The Rayleigh-product channel model is utilized to characterize the rank deficiency caused by keyhole effects. However, the finite blocklength analysis for Rayleigh-product channels is not available in the literature. In this paper, we will characterize the mutual information density (MID) and perform the FBL analysis to reveal the impact of rank-deficiency in Rayleigh-product channels. To this end, we first set up a central limit theorem for the MID over Rayleigh-product MIMO channels in the asymptotic regime where the number of scatterers, number of antennas, and blocklength go to infinity at the same pace.
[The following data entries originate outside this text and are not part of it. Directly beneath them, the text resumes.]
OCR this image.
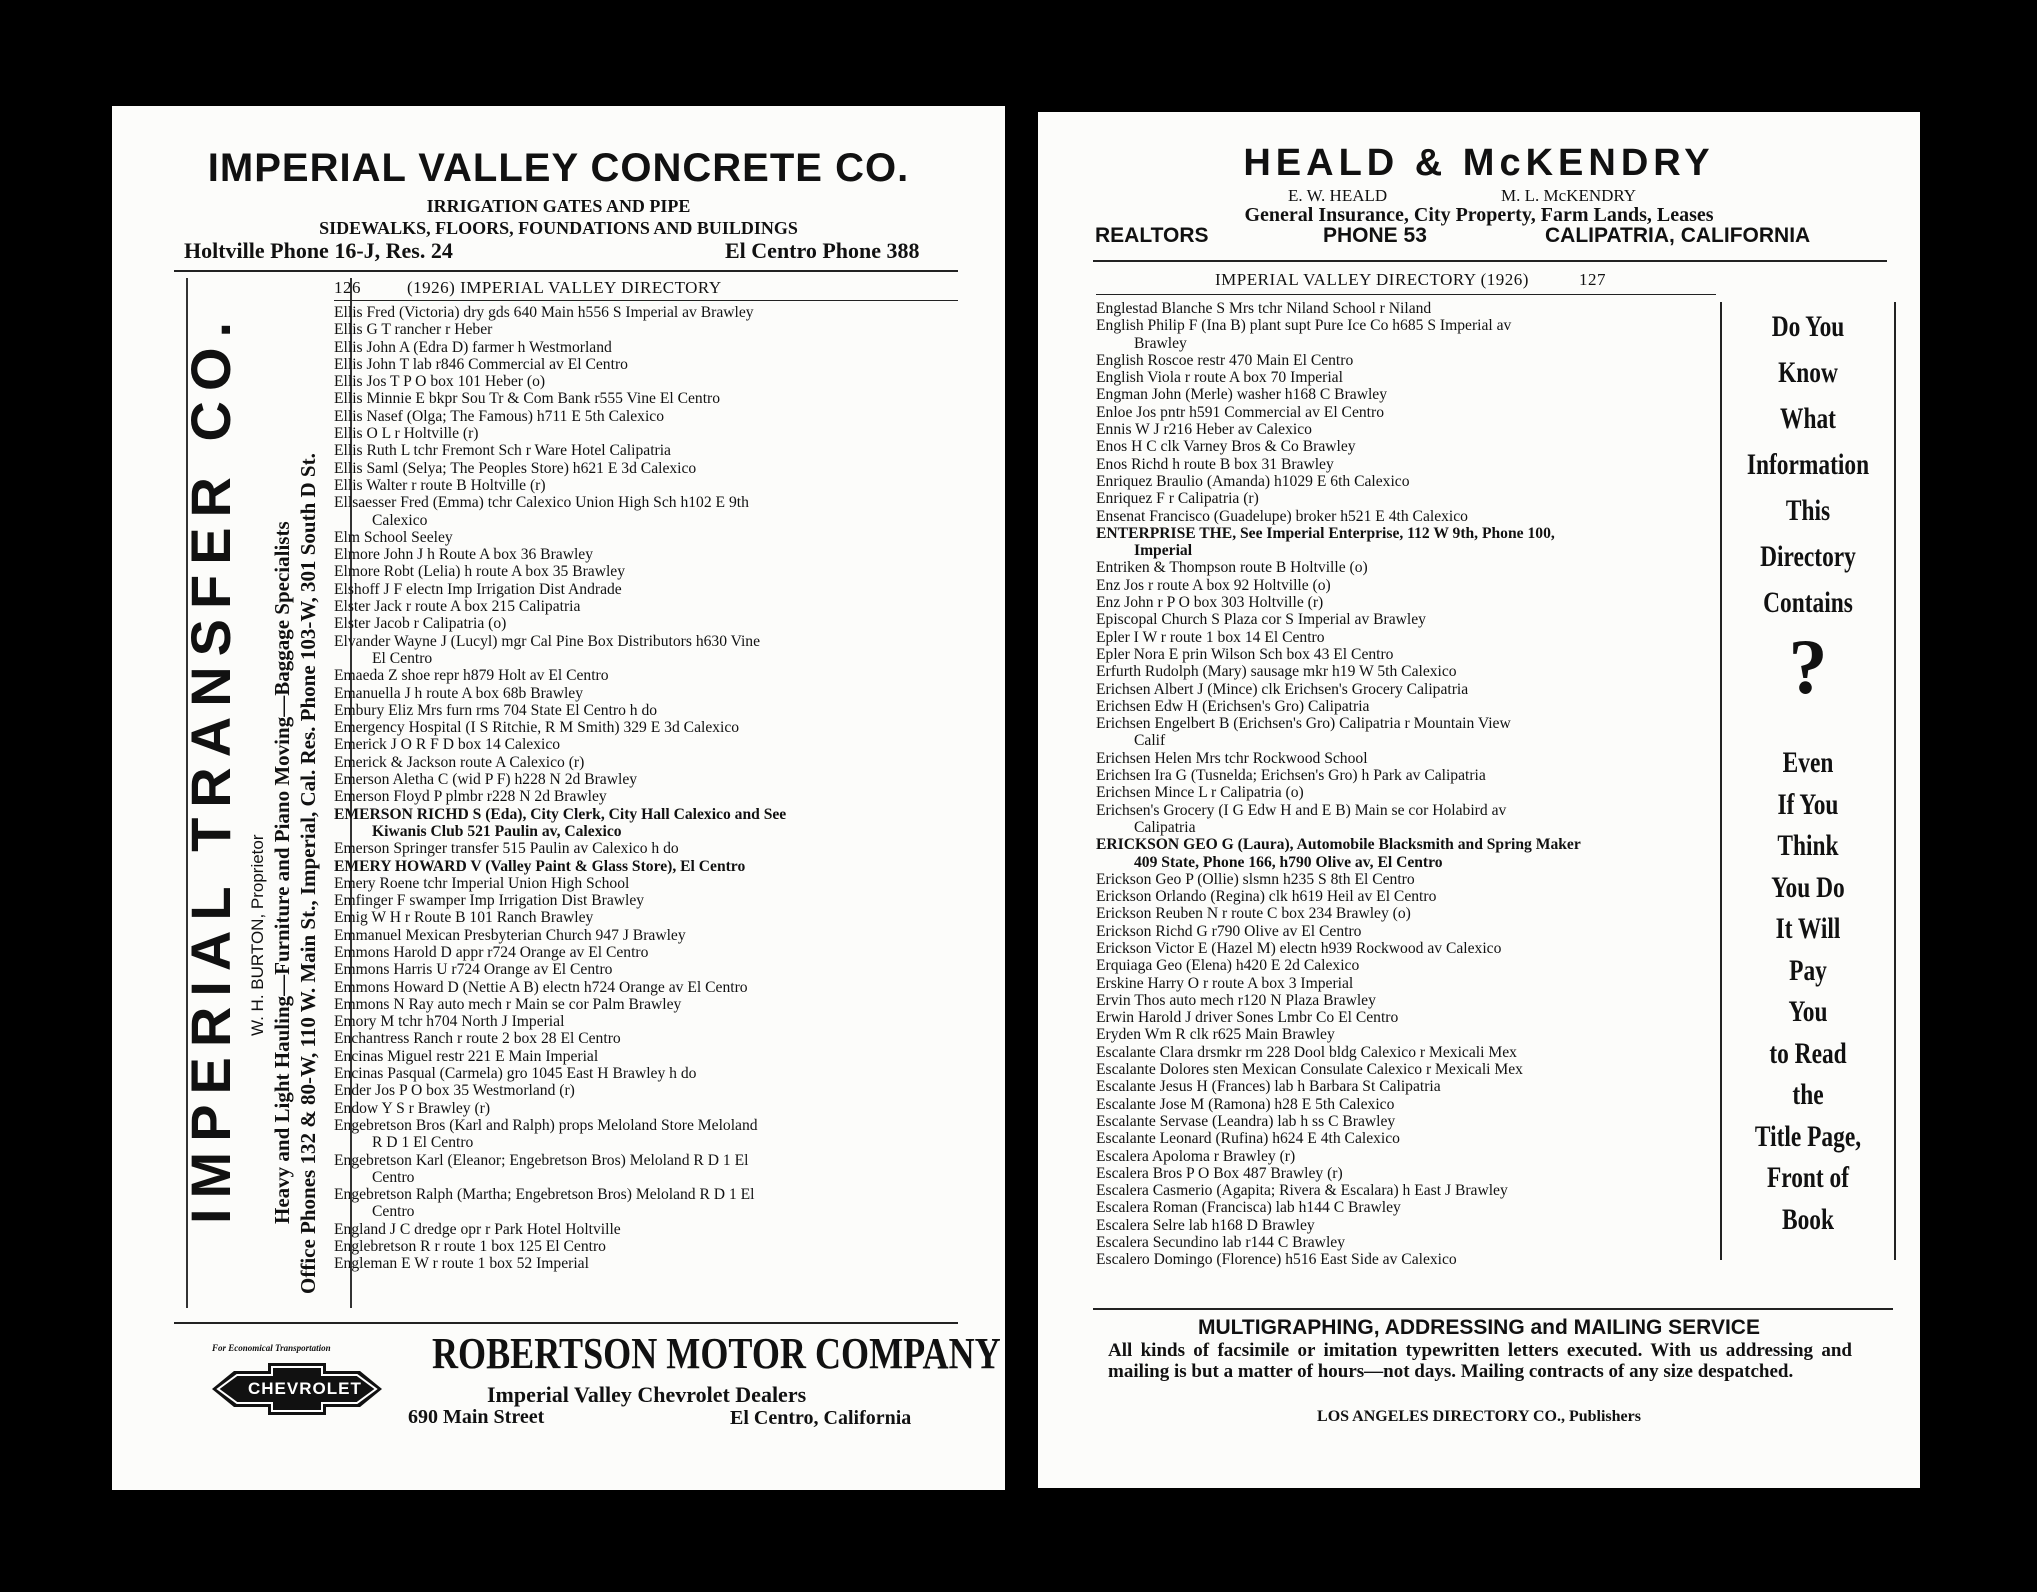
IMPERIAL VALLEY CONCRETE CO.
IRRIGATION GATES AND PIPE
SIDEWALKS, FLOORS, FOUNDATIONS AND BUILDINGS
Holtville Phone 16-J, Res. 24	El Centro Phone 388
IMPERIAL TRANSFER CO. W. H. BURTON, Proprietor Heavy and Light Hauling—Furniture and Piano Moving—Baggage Specialists Office Phones 132 & 80-W, 110 W. Main St., Imperial, Cal. Res. Phone 103-W, 301 South D St.
126	(1926) IMPERIAL VALLEY DIRECTORY
Ellis Fred (Victoria) dry gds 640 Main h556 S Imperial av Brawley
Ellis G T rancher r Heber
Ellis John A (Edra D) farmer h Westmorland
Ellis John T lab r846 Commercial av El Centro
Ellis Jos T P O box 101 Heber (o)
Ellis Minnie E bkpr Sou Tr & Com Bank r555 Vine El Centro
Ellis Nasef (Olga; The Famous) h711 E 5th Calexico
Ellis O L r Holtville (r)
Ellis Ruth L tchr Fremont Sch r Ware Hotel Calipatria
Ellis Saml (Selya; The Peoples Store) h621 E 3d Calexico
Ellis Walter r route B Holtville (r)
Ellsaesser Fred (Emma) tchr Calexico Union High Sch h102 E 9th
Calexico
Elm School Seeley
Elmore John J h Route A box 36 Brawley
Elmore Robt (Lelia) h route A box 35 Brawley
Elshoff J F electn Imp Irrigation Dist Andrade
Elster Jack r route A box 215 Calipatria
Elster Jacob r Calipatria (o)
Elvander Wayne J (Lucyl) mgr Cal Pine Box Distributors h630 Vine
El Centro
Emaeda Z shoe repr h879 Holt av El Centro
Emanuella J h route A box 68b Brawley
Embury Eliz Mrs furn rms 704 State El Centro h do
Emergency Hospital (I S Ritchie, R M Smith) 329 E 3d Calexico
Emerick J O R F D box 14 Calexico
Emerick & Jackson route A Calexico (r)
Emerson Aletha C (wid P F) h228 N 2d Brawley
Emerson Floyd P plmbr r228 N 2d Brawley
EMERSON RICHD S (Eda), City Clerk, City Hall Calexico and See
Kiwanis Club 521 Paulin av, Calexico
Emerson Springer transfer 515 Paulin av Calexico h do
EMERY HOWARD V (Valley Paint & Glass Store), El Centro
Emery Roene tchr Imperial Union High School
Emfinger F swamper Imp Irrigation Dist Brawley
Emig W H r Route B 101 Ranch Brawley
Emmanuel Mexican Presbyterian Church 947 J Brawley
Emmons Harold D appr r724 Orange av El Centro
Emmons Harris U r724 Orange av El Centro
Emmons Howard D (Nettie A B) electn h724 Orange av El Centro
Emmons N Ray auto mech r Main se cor Palm Brawley
Emory M tchr h704 North J Imperial
Enchantress Ranch r route 2 box 28 El Centro
Encinas Miguel restr 221 E Main Imperial
Encinas Pasqual (Carmela) gro 1045 East H Brawley h do
Ender Jos P O box 35 Westmorland (r)
Endow Y S r Brawley (r)
Engebretson Bros (Karl and Ralph) props Meloland Store Meloland
R D 1 El Centro
Engebretson Karl (Eleanor; Engebretson Bros) Meloland R D 1 El
Centro
Engebretson Ralph (Martha; Engebretson Bros) Meloland R D 1 El
Centro
England J C dredge opr r Park Hotel Holtville
Englebretson R r route 1 box 125 El Centro
Engleman E W r route 1 box 52 Imperial
For Economical Transportation
CHEVROLET
ROBERTSON MOTOR COMPANY
Imperial Valley Chevrolet Dealers
690 Main Street	El Centro, California
HEALD & McKENDRY
E. W. HEALD	M. L. McKENDRY
General Insurance, City Property, Farm Lands, Leases
REALTORS	PHONE 53	CALIPATRIA, CALIFORNIA
IMPERIAL VALLEY DIRECTORY (1926)	127
Englestad Blanche S Mrs tchr Niland School r Niland
English Philip F (Ina B) plant supt Pure Ice Co h685 S Imperial av
Brawley
English Roscoe restr 470 Main El Centro
English Viola r route A box 70 Imperial
Engman John (Merle) washer h168 C Brawley
Enloe Jos pntr h591 Commercial av El Centro
Ennis W J r216 Heber av Calexico
Enos H C clk Varney Bros & Co Brawley
Enos Richd h route B box 31 Brawley
Enriquez Braulio (Amanda) h1029 E 6th Calexico
Enriquez F r Calipatria (r)
Ensenat Francisco (Guadelupe) broker h521 E 4th Calexico
ENTERPRISE THE, See Imperial Enterprise, 112 W 9th, Phone 100,
Imperial
Entriken & Thompson route B Holtville (o)
Enz Jos r route A box 92 Holtville (o)
Enz John r P O box 303 Holtville (r)
Episcopal Church S Plaza cor S Imperial av Brawley
Epler I W r route 1 box 14 El Centro
Epler Nora E prin Wilson Sch box 43 El Centro
Erfurth Rudolph (Mary) sausage mkr h19 W 5th Calexico
Erichsen Albert J (Mince) clk Erichsen's Grocery Calipatria
Erichsen Edw H (Erichsen's Gro) Calipatria
Erichsen Engelbert B (Erichsen's Gro) Calipatria r Mountain View
Calif
Erichsen Helen Mrs tchr Rockwood School
Erichsen Ira G (Tusnelda; Erichsen's Gro) h Park av Calipatria
Erichsen Mince L r Calipatria (o)
Erichsen's Grocery (I G Edw H and E B) Main se cor Holabird av
Calipatria
ERICKSON GEO G (Laura), Automobile Blacksmith and Spring Maker
409 State, Phone 166, h790 Olive av, El Centro
Erickson Geo P (Ollie) slsmn h235 S 8th El Centro
Erickson Orlando (Regina) clk h619 Heil av El Centro
Erickson Reuben N r route C box 234 Brawley (o)
Erickson Richd G r790 Olive av El Centro
Erickson Victor E (Hazel M) electn h939 Rockwood av Calexico
Erquiaga Geo (Elena) h420 E 2d Calexico
Erskine Harry O r route A box 3 Imperial
Ervin Thos auto mech r120 N Plaza Brawley
Erwin Harold J driver Sones Lmbr Co El Centro
Eryden Wm R clk r625 Main Brawley
Escalante Clara drsmkr rm 228 Dool bldg Calexico r Mexicali Mex
Escalante Dolores sten Mexican Consulate Calexico r Mexicali Mex
Escalante Jesus H (Frances) lab h Barbara St Calipatria
Escalante Jose M (Ramona) h28 E 5th Calexico
Escalante Servase (Leandra) lab h ss C Brawley
Escalante Leonard (Rufina) h624 E 4th Calexico
Escalera Apoloma r Brawley (r)
Escalera Bros P O Box 487 Brawley (r)
Escalera Casmerio (Agapita; Rivera & Escalara) h East J Brawley
Escalera Roman (Francisca) lab h144 C Brawley
Escalera Selre lab h168 D Brawley
Escalera Secundino lab r144 C Brawley
Escalero Domingo (Florence) h516 East Side av Calexico
Do You
Know
What
Information
This
Directory
Contains
?
Even
If You
Think
You Do
It Will
Pay
You
to Read
the
Title Page,
Front of
Book
MULTIGRAPHING, ADDRESSING and MAILING SERVICE
All kinds of facsimile or imitation typewritten letters executed. With us addressing and mailing is but a matter of hours—not days. Mailing contracts of any size despatched.
LOS ANGELES DIRECTORY CO., Publishers
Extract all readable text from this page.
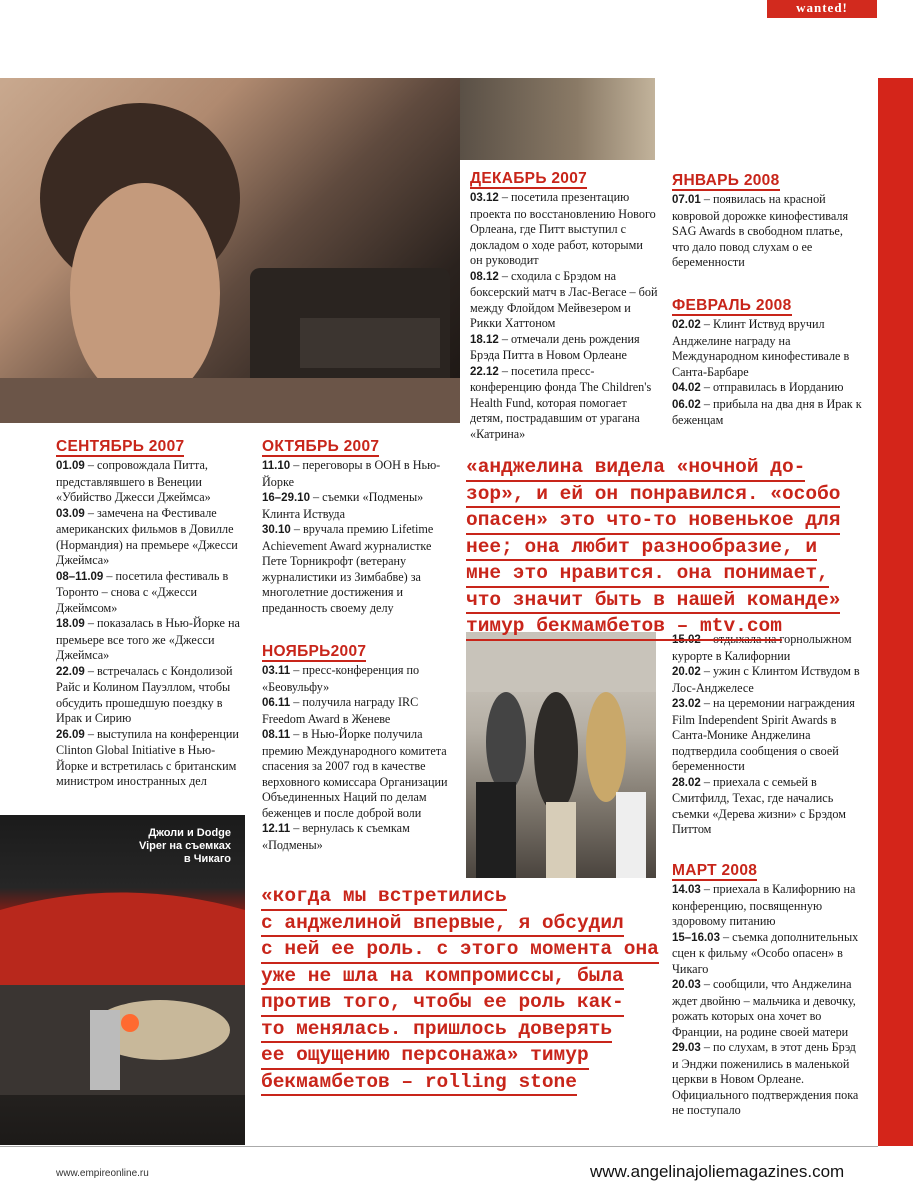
wanted!
Джоли и Dodge
Viper на съемках
в Чикаго
СЕНТЯБРЬ 2007

01.09 – сопровождала Питта, представлявшего в Венеции «Убийство Джесси Джеймса»

03.09 – замечена на Фестивале американских фильмов в Довилле (Нормандия) на премьере «Джесси Джеймса»

08–11.09 – посетила фестиваль в Торонто – снова с «Джесси Джеймсом»

18.09 – показалась в Нью-Йорке на премьере все того же «Джесси Джеймса»

22.09 – встречалась с Кондолизой Райс и Колином Пауэллом, чтобы обсудить прошедшую поездку в Ирак и Сирию

26.09 – выступила на конференции Clinton Global Initiative в Нью-Йорке и встретилась с британским министром иностранных дел

ОКТЯБРЬ 2007

11.10 – переговоры в ООН в Нью-Йорке

16–29.10 – съемки «Подмены» Клинта Иствуда

30.10 – вручала премию Lifetime Achievement Award журналистке Пете Торникрофт (ветерану журналистики из Зимбабве) за многолетние достижения и преданность своему делу

НОЯБРЬ2007

03.11 – пресс-конференция по «Беовульфу»

06.11 – получила награду IRC Freedom Award в Женеве

08.11 – в Нью-Йорке получила премию Международного комитета спасения за 2007 год в качестве верховного комиссара Организации Объединенных Наций по делам беженцев и после доброй воли

12.11 – вернулась к съемкам «Подмены»

ДЕКАБРЬ 2007

03.12 – посетила презентацию проекта по восстановлению Нового Орлеана, где Питт выступил с докладом о ходе работ, которыми он руководит

08.12 – сходила с Брэдом на боксерский матч в Лас-Вегасе – бой между Флойдом Мейвезером и Рикки Хаттоном

18.12 – отмечали день рождения Брэда Питта в Новом Орлеане

22.12 – посетила пресс-конференцию фонда The Children's Health Fund, которая помогает детям, пострадавшим от урагана «Катрина»

ЯНВАРЬ 2008

07.01 – появилась на красной ковровой дорожке кинофестиваля SAG Awards в свободном платье, что дало повод слухам о ее беременности

ФЕВРАЛЬ 2008

02.02 – Клинт Иствуд вручил Анджелине награду на Международном кинофестивале в Санта-Барбаре

04.02 – отправилась в Иорданию

06.02 – прибыла на два дня в Ирак к беженцам

15.02 – отдыхала на горнолыжном курорте в Калифорнии

20.02 – ужин с Клинтом Иствудом в Лос-Анджелесе

23.02 – на церемонии награждения Film Independent Spirit Awards в Санта-Монике Анджелина подтвердила сообщения о своей беременности

28.02 – приехала с семьей в Смитфилд, Техас, где начались съемки «Дерева жизни» с Брэдом Питтом

МАРТ 2008

14.03 – приехала в Калифорнию на конференцию, посвященную здоровому питанию

15–16.03 – съемка дополнительных сцен к фильму «Особо опасен» в Чикаго

20.03 – сообщили, что Анджелина ждет двойню – мальчика и девочку, рожать которых она хочет во Франции, на родине своей матери

29.03 – по слухам, в этот день Брэд и Энджи поженились в маленькой церкви в Новом Орлеане. Официального подтверждения пока не поступало

«анджелина видела «ночной до-
зор», и ей он понравился. «особо
опасен» это что-то новенькое для
нее; она любит разнообразие, и
мне это нравится. она понимает,
что значит быть в нашей команде»
тимур бекмамбетов – mtv.com
«когда мы встретились
с анджелиной впервые, я обсудил
с ней ее роль. с этого момента она
уже не шла на компромиссы, была
против того, чтобы ее роль как-
то менялась. пришлось доверять
ее ощущению персонажа» тимур
бекмамбетов – rolling stone
www.empireonline.ru	www.angelinajoliemagazines.com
Then, we utilize the CLT to obtain the upper and lower bounds for the packet error probability, whose approximations in the high and low signal to noise ratio regimes are then derived to illustrate the impact of rank-deficiency. One interesting observation is that rank-deficiency degrades the performance of MIMO systems with FBL and the fundamental limits of Rayleigh-product channels degenerate to those of the Rayleigh case when the number of scatterers approaches infinity.

翻译：瑞利-乘积信道模型用于表征由密钥孔效应导致的秩亏缺问题。然而，文献中尚未见针对瑞利-乘积信道的有限分组长度分析。本文将刻画互信息密度（MID）并进行FBL分析，以揭示瑞利-乘积信道中秩亏缺的影响。为此，我们首先在散射体数量、天线数量及分组长度同步趋于无穷的渐近框架下，建立了瑞利-乘积MIMO信道上互信息密度的中心极限定理（CLT）。进而利用此CLT推导分组错误概率的上下界，并分别在信噪比高、低区域导出其近似表达式以阐释秩亏缺的影响。一个有趣的发现是：在FBL条件下，秩亏缺会劣化MIMO系统性能；当散射体数量趋于无穷时，瑞利-乘积信道的基本极限将退化为经典瑞利信道的情形。